Раскрасневшийся Джимми, как и он сам, явно нуждался в воздухе. Не совсем твердо он сел в кресло и уставился на Марс. Потом сокрушенно покачал головой.

— Большой какой-то, — сказал он, ни к кому не обращаясь.

Гибсон с ним не согласился:

— Меньше Земли. И вообще ваше замечание бессмысленно. Большой по сравнению с чем? Какой он должен быть, по-вашему?

Джимми долго думал.

— Не знаю, — печально сказал он. — А все-таки он слишком большой. Тут все слишком большое.

Беседа заходила в тупик. Гибсон решил изменить тему:

— Что вы думаете делать на Марсе?

— Ну, поброжу по Порт-Лоуэллу, выйду наружу, посмотрю пустыни. Хотелось бы немножко поисследовать.

Гибсону это понравилось; но он знал, что для мало-мальски ценного исследования Марса нужны и снаряжение, и опытные спутники. А Джимми вряд ли удастся попасть в научную экспедицию.

— Я вот что придумал, — сказал он. — Кажется, они должны мне показывать все, что я захочу. Попробую организовать поход-другой в неисследованные районы. Пойдете со мной? Может, наткнемся на марсиан.

Эту присяжную шутку повторяли с тех самых пор, как первые космолеты принесли печальную весть об отсутствии марсиан. Однако многие еще надеялись разыскать разумную жизнь в неисследованных районах планеты.

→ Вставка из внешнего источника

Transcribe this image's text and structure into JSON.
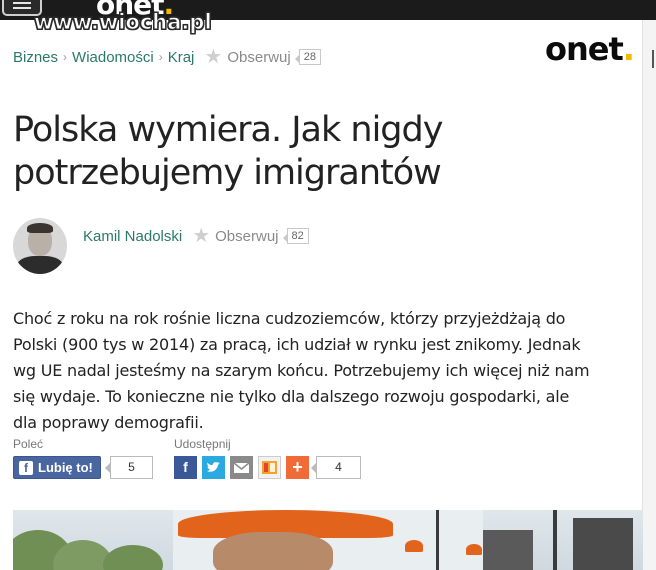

— Да, — сказал Джимми. — Вот было бы здорово! И никто мне не может запретить. На Марсе я делаю, что хочу. Так в контракте написано.

Он сказал это воинственно, словно бросил вызов начальству, и Гибсон благоразумно промолчал.

Молчали они несколько минут. Потом очень медленно Джимми поплыл вдоль искривленной стены. Гибсон поймал его и прикрепил ремнями — в сущности, Джимми мог спать и здесь. У Гибсона уже не было сил тащить его в каюту.

«Интересно, правда ли, что наша сущность проявляется только во сне?» — думал Гибсон. Спящий Джимми выглядел на редкость мирно и кротко; а может, его просто красил алый свет Марса? Гибсон все же надеялся, что это не обман зрения. Ведь не случайно Джимми его разыскал. Конечно, сейчас он не отвечает за свои действия и наутро, может быть, все забудет... Нет, решил Гибсон, Джимми захотел — пусть еще не совсем сознательно — дать ему возможность исправиться.

Он, Гибсон, — на испытании.

**
*

Когда наутро Гибсон проснулся, у него нестерпимо звенело в ушах. Он побыстрей оделся — звенело так, словно «Арес» разваливался на куски, — и выбежал в коридор. Там он наткнулся на Маккея, и тот на ходу крикнул ему: «Ракета прибыла! Бегите скорей!»

Гибсон растерянно почесал за ухом.

— Что ж мне не сказали? — заворчал он и тут же вспомнил, что его не добудились и винить некого, кроме себя.

Он ринулся в каюту и стал швырять как попало вещи в чемодан. Космолет то и дело дергался, и Гибсон не мог понять, в чем тут дело.

В воздушной камере его ждал озабоченный Норден. Был там и доктор Скотт, тоже готовый к вылету. Он с превеликой осторожностью держал металлический ящик.

— Счастливого пути! — сказал Норден. — Увидимся дня через два, когда мы тут все разгрузим. А, чуть не забыл! Подпишите-ка вот это.

— Что это? — спросил подозрительный Гибсон. — Я ничего не подписываю без моего агента.

— Прочитайте, — ухмыльнулся Норден. — Исторический документ.

На листе превосходной бумаги было начертано:

«Сим удостоверяется, что Мартин Гибсон был первым пассажиром космолета «Арес».

Внизу, после даты, оставалось место для подписей. Гибсон размашисто подписался.

— Ну, я пошел, — сказал Норден. — Остальные снаружи. Пойдете мимо — попрощаетесь. До Марса!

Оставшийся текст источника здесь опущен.